One feature in "A Valediction: Forbidding Mourning" that reflects what we, today, label metaphysical poetry is stretched metaphors or conceits. Four of the stretched metaphors, with explanations, follow:
- Separation of death compared with separation when one lover leaves another (stanzas one & two). Let we two lovers not cry or sigh, but keep our separation to ourselves. The idea is that to speak loosely about their feelings is to lose them.
- Movement of the earth draws attention to itself, yet movement among the stars, which is movement of far more importance, goes unnoticed (stanzas three-five). Their love is like the movement of the stars. It doesn't need to draw attention to itself to be monumental. They don't need to cry or make a show of their separation.

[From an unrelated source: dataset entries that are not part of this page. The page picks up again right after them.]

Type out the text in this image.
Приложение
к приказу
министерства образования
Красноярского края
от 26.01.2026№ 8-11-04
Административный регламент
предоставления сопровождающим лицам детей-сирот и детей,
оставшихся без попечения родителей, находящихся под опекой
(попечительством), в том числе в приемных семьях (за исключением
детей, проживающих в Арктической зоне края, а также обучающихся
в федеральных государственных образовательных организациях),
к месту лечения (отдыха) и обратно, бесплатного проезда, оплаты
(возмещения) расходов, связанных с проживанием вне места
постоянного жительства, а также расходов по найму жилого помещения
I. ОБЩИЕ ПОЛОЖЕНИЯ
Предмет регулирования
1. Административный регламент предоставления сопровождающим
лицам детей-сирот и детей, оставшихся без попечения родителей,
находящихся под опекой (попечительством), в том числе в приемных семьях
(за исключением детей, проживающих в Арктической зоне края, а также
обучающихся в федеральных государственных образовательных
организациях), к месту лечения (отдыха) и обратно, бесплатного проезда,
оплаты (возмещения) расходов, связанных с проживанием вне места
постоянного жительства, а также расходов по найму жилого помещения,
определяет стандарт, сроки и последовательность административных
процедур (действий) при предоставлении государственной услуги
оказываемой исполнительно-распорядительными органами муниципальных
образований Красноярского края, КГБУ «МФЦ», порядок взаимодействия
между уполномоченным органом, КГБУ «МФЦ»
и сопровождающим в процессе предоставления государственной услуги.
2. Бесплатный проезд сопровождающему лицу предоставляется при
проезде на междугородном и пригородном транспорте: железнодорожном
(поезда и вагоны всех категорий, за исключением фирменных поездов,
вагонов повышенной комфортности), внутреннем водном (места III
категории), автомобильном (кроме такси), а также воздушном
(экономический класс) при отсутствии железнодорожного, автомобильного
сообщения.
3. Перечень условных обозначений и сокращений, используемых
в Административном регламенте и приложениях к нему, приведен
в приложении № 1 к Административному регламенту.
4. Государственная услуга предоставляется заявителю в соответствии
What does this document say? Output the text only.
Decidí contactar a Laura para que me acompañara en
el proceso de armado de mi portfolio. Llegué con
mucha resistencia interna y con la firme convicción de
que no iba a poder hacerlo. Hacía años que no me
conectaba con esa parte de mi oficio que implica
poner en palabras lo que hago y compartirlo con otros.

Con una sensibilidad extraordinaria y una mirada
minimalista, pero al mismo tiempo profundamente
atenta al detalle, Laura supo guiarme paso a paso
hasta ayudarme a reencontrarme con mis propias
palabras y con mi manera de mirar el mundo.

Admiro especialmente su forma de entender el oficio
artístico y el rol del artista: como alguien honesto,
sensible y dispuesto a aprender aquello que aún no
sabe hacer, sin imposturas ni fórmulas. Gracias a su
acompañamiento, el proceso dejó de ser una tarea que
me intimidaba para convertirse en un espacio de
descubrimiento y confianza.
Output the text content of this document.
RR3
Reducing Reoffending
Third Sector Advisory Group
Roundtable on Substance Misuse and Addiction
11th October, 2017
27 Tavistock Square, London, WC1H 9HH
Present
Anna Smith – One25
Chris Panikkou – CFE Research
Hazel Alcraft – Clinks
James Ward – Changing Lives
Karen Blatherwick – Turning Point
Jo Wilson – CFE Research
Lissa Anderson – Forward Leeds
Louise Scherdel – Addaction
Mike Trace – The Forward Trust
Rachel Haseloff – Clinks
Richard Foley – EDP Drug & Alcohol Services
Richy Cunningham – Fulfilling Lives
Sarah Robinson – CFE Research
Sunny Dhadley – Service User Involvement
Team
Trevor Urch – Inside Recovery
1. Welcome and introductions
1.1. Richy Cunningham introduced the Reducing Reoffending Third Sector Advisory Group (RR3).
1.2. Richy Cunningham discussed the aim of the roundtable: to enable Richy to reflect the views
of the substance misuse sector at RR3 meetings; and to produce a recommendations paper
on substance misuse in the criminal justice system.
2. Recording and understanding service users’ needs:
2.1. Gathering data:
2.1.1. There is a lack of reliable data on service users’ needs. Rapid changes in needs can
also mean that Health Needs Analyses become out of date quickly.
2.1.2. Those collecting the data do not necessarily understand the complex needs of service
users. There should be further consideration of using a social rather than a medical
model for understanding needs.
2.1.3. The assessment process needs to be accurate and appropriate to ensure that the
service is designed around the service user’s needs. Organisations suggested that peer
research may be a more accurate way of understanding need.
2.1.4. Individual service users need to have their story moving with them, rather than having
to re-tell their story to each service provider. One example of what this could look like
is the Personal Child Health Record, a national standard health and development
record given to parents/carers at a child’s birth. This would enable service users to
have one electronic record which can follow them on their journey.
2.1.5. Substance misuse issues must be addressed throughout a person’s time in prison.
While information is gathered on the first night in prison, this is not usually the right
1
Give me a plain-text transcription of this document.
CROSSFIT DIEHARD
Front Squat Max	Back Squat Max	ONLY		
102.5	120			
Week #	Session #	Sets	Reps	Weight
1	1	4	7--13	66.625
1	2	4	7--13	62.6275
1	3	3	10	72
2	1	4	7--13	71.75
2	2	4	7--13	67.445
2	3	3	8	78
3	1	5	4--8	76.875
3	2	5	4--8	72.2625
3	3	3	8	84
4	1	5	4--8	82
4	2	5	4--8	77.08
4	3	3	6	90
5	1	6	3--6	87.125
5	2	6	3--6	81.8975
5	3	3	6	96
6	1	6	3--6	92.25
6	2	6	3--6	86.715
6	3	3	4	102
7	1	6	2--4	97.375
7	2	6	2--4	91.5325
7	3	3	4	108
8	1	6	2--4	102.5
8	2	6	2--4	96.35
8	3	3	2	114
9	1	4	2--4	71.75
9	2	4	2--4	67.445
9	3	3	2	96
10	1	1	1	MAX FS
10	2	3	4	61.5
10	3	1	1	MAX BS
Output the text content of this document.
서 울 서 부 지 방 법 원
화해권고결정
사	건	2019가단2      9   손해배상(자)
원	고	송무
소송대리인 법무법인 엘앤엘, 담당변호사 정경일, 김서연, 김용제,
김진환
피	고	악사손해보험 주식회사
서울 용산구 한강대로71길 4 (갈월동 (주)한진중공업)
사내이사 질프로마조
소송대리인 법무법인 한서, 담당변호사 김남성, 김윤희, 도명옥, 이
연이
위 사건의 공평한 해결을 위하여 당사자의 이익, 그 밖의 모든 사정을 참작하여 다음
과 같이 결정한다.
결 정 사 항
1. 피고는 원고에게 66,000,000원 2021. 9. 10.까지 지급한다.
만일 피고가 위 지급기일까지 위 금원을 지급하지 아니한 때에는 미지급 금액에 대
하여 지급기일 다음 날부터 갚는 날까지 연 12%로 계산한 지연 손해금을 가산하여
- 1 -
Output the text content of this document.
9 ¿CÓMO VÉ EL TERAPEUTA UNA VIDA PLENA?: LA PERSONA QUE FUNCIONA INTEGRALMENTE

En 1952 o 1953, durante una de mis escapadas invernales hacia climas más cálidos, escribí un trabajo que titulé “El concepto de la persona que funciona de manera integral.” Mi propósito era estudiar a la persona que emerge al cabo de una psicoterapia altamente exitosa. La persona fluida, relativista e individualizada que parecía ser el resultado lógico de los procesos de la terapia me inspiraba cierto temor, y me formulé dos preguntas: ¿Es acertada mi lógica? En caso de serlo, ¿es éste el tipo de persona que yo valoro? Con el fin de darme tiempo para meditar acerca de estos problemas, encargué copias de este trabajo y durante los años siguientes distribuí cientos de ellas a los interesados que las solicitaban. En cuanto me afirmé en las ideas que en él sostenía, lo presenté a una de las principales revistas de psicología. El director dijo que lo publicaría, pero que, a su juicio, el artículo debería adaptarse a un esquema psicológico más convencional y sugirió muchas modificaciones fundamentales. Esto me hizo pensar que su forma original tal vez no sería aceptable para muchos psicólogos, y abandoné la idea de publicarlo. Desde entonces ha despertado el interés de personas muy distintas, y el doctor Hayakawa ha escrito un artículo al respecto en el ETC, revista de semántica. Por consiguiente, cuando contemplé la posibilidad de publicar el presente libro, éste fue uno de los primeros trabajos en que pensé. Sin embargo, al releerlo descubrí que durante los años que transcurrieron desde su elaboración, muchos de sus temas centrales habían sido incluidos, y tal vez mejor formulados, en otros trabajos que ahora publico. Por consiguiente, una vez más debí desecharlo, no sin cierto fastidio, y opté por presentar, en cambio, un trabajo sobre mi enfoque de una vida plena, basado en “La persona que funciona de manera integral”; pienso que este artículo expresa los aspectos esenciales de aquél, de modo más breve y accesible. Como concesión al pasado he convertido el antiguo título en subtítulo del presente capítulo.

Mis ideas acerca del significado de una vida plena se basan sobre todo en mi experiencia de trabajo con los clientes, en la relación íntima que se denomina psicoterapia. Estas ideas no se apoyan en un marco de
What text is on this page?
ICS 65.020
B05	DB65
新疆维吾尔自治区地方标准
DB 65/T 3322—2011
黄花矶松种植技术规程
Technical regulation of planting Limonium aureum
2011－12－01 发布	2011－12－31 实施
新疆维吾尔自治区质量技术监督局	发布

- Their love does not suffer a breach, or break, but experiences an expansion: like gold that is beaten to airy thinness (stanza six).
- Their love is like two legs of a compass. One leg travels around, but is always connected to and anchored by the other. Two legs of a compass cannot be fully separated, just as the two lovers can never really be separated.
The most famous of the conceits is the final one. The metaphor is stretched in the sense that two things not usually thought to have any thing in common are compared--the legs of a compass are compared to two lovers. The metaphor is highly artificial and witty, artsy, if you will. This is one of the marks of metaphysical poetry.